The long tail refers to all of those keyword phrases that just get a few searches per day. For example, the phrase “church” probably gets thousands of searches per day, but the phrase “contemporary church in Little Rock, AR” gets maybe one search per day.
The reason you should care about this is two-fold:
1 – You’re never going to rank well for a big phrase like that. Just learn that and move on.
2 – There are millions and millions of long tail searches every day. In fact, Google says that about 25% of the searches on its site are search queries that have never been used before. Think about that. Hundreds of millions of searches per day, probably close to a trillion searches all time, yet there are tens of millions of searches every day that have never been done before. It’s staggering.

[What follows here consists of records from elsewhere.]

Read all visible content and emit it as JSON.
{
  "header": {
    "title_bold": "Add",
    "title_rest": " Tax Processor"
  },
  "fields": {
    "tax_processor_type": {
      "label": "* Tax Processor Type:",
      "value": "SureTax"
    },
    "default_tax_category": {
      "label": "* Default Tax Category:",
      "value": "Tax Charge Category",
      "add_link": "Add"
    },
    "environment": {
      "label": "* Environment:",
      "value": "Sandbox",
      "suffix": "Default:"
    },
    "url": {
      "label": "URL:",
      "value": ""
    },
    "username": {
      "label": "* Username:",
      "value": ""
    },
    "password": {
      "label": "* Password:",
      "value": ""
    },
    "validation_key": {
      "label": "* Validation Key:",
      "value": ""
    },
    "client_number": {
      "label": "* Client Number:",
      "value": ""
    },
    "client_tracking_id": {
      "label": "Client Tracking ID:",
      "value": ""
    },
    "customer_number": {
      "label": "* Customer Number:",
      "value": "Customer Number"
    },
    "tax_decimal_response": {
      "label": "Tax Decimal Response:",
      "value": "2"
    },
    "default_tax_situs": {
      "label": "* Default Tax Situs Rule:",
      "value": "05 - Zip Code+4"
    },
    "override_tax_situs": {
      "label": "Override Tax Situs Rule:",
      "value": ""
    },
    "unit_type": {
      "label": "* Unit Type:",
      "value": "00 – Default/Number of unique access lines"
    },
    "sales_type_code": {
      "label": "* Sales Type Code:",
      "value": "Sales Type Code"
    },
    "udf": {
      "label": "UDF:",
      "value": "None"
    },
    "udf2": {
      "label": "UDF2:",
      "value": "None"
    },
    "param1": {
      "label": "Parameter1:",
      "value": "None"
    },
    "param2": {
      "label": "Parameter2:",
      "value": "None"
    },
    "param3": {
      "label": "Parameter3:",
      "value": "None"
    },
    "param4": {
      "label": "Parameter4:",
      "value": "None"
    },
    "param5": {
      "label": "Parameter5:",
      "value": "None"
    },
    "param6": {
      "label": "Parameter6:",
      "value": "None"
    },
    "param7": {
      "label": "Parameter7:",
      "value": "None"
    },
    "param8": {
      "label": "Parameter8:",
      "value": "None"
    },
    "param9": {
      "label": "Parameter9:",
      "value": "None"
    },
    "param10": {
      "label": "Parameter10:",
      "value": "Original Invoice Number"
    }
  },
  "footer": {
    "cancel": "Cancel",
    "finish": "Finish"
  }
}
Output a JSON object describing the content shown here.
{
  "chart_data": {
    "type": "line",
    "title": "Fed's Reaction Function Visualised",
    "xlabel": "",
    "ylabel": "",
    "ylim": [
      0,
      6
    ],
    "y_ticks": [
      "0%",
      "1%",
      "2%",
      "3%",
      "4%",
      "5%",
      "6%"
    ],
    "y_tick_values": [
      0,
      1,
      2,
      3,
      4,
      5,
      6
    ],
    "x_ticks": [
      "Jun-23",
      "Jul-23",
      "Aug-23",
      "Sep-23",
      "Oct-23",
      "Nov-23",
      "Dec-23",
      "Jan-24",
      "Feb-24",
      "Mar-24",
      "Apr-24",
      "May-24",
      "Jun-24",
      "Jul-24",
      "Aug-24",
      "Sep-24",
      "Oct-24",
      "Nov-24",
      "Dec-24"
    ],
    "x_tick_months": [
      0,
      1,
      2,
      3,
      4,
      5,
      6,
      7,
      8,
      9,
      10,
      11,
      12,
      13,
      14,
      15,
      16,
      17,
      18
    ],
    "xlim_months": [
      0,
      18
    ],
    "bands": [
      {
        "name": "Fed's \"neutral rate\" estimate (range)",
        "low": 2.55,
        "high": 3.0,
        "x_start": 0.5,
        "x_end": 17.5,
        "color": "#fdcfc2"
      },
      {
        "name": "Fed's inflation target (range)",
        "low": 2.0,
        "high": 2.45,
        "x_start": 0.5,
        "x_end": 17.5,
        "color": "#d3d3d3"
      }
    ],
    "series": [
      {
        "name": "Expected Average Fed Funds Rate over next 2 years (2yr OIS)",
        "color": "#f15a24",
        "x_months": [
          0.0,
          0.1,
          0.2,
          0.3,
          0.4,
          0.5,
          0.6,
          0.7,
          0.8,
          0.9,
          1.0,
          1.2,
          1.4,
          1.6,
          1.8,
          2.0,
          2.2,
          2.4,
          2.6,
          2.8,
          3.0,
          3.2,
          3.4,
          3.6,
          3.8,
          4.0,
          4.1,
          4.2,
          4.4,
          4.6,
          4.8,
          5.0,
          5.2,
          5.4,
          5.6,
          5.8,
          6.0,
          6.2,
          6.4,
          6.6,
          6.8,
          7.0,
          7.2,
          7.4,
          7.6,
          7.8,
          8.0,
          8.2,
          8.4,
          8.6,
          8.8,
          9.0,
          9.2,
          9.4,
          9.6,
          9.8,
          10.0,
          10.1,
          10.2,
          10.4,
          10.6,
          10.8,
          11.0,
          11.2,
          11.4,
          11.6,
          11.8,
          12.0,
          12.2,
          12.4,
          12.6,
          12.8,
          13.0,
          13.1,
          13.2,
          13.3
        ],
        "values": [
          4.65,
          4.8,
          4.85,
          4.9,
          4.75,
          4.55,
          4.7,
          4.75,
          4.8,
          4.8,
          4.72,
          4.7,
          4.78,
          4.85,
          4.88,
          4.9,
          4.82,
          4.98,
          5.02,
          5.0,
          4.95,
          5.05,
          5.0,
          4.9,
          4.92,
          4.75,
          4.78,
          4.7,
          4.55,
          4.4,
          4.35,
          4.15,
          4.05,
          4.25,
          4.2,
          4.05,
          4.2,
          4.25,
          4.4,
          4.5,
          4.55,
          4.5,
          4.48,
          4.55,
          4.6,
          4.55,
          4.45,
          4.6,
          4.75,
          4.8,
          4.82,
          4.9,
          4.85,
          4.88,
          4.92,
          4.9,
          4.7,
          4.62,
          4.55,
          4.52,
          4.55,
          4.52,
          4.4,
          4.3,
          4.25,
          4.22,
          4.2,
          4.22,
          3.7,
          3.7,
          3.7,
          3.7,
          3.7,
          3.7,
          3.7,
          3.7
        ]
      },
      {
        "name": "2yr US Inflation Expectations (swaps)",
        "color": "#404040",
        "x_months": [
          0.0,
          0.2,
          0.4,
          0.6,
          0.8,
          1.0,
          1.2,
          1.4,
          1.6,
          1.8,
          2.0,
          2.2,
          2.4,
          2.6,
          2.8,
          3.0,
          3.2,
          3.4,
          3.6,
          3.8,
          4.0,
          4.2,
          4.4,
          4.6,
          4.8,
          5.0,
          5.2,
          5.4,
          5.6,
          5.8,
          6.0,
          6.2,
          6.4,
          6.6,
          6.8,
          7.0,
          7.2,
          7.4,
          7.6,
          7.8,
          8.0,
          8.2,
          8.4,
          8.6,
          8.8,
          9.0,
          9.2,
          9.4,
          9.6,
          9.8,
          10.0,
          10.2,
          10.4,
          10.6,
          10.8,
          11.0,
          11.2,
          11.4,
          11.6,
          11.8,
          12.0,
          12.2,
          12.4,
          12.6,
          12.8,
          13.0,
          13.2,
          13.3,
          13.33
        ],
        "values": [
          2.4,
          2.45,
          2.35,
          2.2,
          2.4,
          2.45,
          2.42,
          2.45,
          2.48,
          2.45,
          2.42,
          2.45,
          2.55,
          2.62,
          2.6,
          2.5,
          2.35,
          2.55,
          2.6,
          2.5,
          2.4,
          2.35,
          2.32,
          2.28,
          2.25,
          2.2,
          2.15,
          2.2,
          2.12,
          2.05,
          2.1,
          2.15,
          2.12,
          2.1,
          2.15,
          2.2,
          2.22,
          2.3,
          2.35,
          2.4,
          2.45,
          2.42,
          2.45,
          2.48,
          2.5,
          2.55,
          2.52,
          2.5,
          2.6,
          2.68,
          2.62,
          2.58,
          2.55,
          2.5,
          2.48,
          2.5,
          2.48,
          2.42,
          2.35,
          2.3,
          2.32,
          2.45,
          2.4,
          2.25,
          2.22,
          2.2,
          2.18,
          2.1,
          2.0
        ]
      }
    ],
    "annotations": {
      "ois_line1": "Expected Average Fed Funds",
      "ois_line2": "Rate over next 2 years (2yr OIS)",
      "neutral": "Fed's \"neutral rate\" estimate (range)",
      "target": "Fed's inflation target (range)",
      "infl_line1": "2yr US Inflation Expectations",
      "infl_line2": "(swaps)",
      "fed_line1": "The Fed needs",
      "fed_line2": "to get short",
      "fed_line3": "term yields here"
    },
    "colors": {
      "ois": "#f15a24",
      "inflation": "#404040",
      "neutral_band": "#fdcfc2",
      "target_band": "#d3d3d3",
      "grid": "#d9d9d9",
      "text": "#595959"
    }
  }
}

At the church I worked for last year, we had a total of 45,383 visits from search engine queries last year. Those 45,000 visits came from 15,831 different search phrases. There is no way to prepare for all of those, so you need to design your site to rank well for anything related to it.
Why should you care?
You should care because these people are looking for you, whether they know it or not. While you want to rank well for “your city church” and “your city worship” and things like that, you need to make sure you’re covered for other things that people might be searching for in your area.
One thing I did was to go around to most of the staff in the church and ask “if you were new to this area, what would you search for to find a church around here”? They key was to not give them any hints – just raw answers. I then took those queries and ran them to see how we ranked. Some were good, some were ok, and some were pitiful. I took the pitiful results and tried to improve them.
For example, that church is in the city of Marietta. A search for “Marietta church” did pretty well. However, many people also call it “East Cobb” (east side of Cobb County). A search for “East Cobb church” didn’t have us in there anywhere. The fix? I put “located in East Cobb County” in the footer of every page. It helps people that know the area get a little better idea of where we were, but it also helped us rank better for “east cobb” and for “cobb county”.
Try it with your church. Here are some to get you started:
- your city church
- your city worship
- your city VBS
- your city sunday school
- your city bible study
If you have a rec program, see how you rank for those. Things like:
- your city children’s baseball
- your city co-ed softball
Try your staff members. Just Google their names and see if your church comes up near the top. Unless they have a very common name, their page on your church site should come up near the top.